Bess of Hardwick died in 1608, and in her will, which must have been made many years before, left £200 to purchase a golden cup for the Queen, "as a remembrance from her that has always been a dutiful and faithful heart to her highness". She craves, moreover, that Elizabeth may have compassion upon and be gracious to her poor grandchild Arabella Stuart. After the old lady's death, Arabella's connection with Rufford soon ceased.

Mary, Bess of Hardwick's daughter, who had married Earl Gilbert, lived at Rufford in her widowhood. This lady inherited a considerable share of her mother's ambition and lack of scruple. In a quarrel with Sir Thomas Stanhope, a Nottinghamshire knight from whom are descended three earldoms, she dispatched a servant with the following unpleasing message:—

"My lady hath commanded me to say thus much to you. That though you be more wretched, vile, and miserable than any creature living; and, for your wickedness, become more ugly in shape than any living creature in the world; and one to whom none of reputation would vouchsafe to send any message; yet she hath thought good to send thus much to you:—That she be contented you should live, and doth in no ways wish you death; but to this end, that all the plagues and miseries that may befal any man may light upon such a caitiff as you are, and that you should live to have all your friends forsake you; and without your great repentances, which she looketh not for, because your life hath been so bad, you will be damned perpetually in hell-fire."

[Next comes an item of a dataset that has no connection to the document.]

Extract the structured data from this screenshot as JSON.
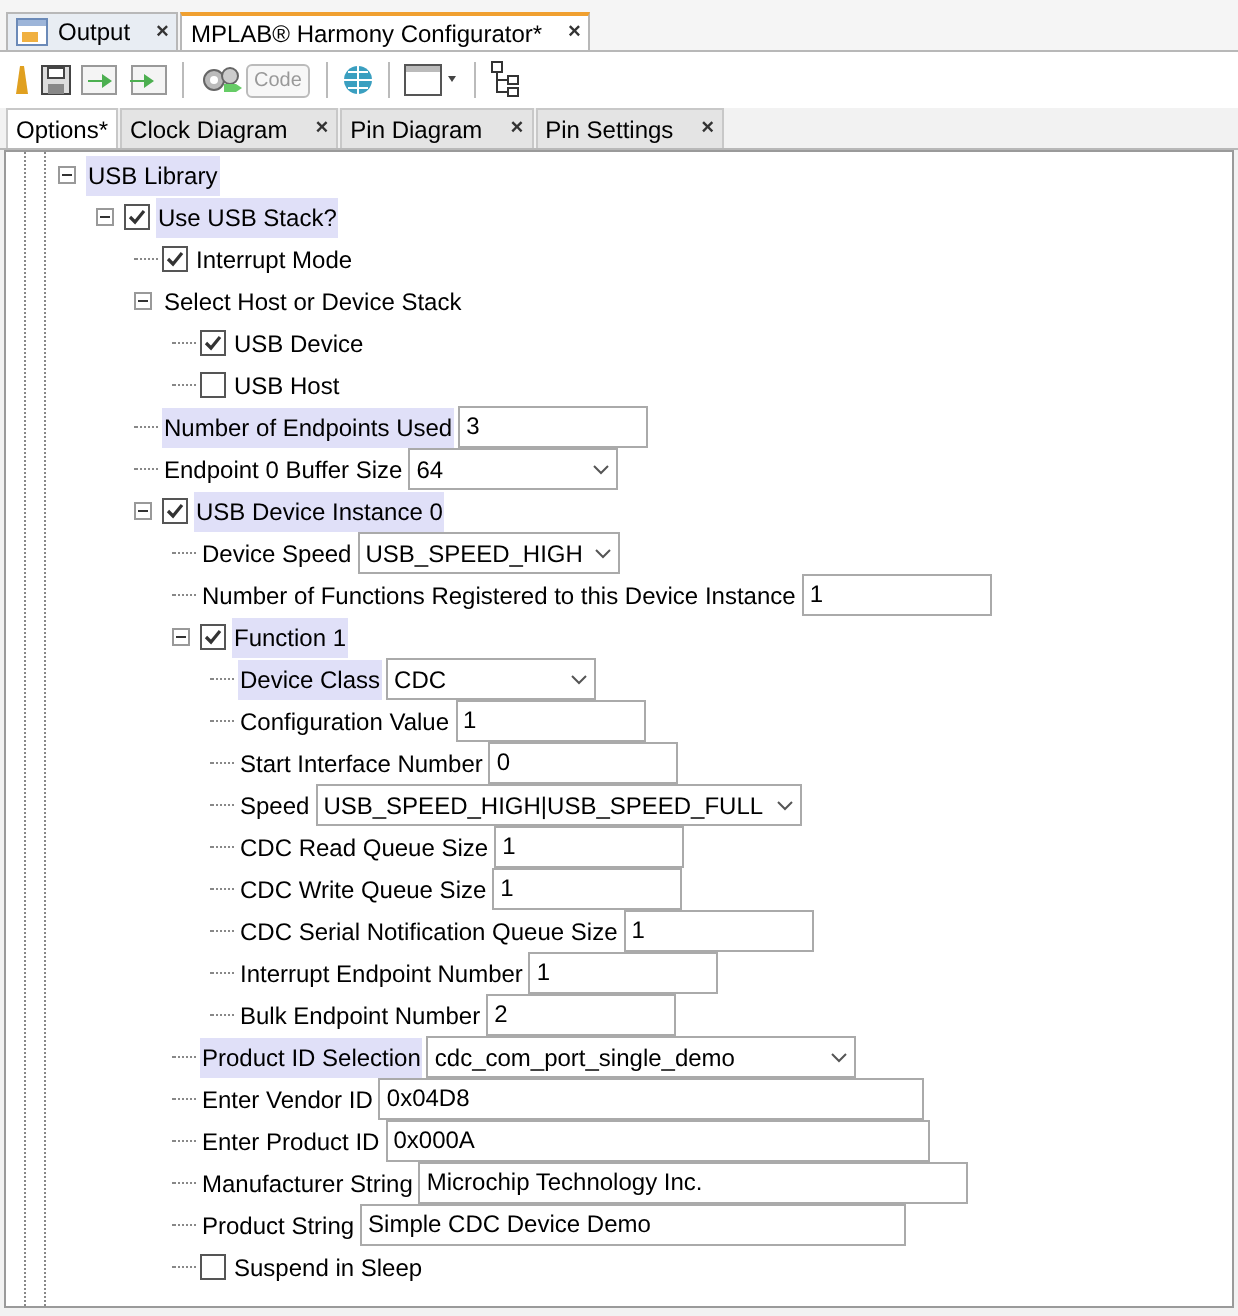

From this beginning ensued one of the most noted and romantic feuds of the seventeenth century.

After the death of this outspoken lady—her husband's father had accused the great Bess of occasionally using the language of Billingsgate—the Rufford estate passed to the Savile family, her sister-in-law, Lady Mary Talbot, having married a Lincolnshire baronet of that name. Later, one of the Savile ladies, wife of Sir William, and daughter of Thomas, Lord Keeper Coventry, earned lasting fame by her bravery at the siege of Sheffield Castle. The Saviles were Royalists: in the Bodleian Library may be seen a letter to Cromwell from a certain unknown person who had been instructed to take into custody young Sir George and such friends as might be found at Rufford:—

"Sir George Savill is not at home. We have detained one Mr. Coventry, who is the Lady Savill's brother, until Sir George shall appear to yr. highness. He is said to be in London at his house in Lincolns in field, at the corner of queene streete, called Carlisle house or Savill house. We can find nobody in his house, that gives any light, onely we heare that one of his family, Mr. Davison, who is Tutor to Sir George, was at the meeting, and stayed in the house till after dinner on fryday (a supposed gathering of Royalists) and then went away. We cannot yett get him."

This Sir George was created Earl and finally Marquis of Halifax by Charles the Second, and became one of the leading statesmen of the seventeenth century. One of his grandsons was the witty Earl of Chesterfield; another descendant was Henry Carey, the writer and composer of "Sally in our Alley". On the death of the second marquis, without male issue, the title became extinct, and the estate with the Savile baronetcy passed to a somewhat distant kinsman, whose collateral descendant is present owner of this fine estate, the traditions of which are almost without parallel in the matter of interest and romantic colouring.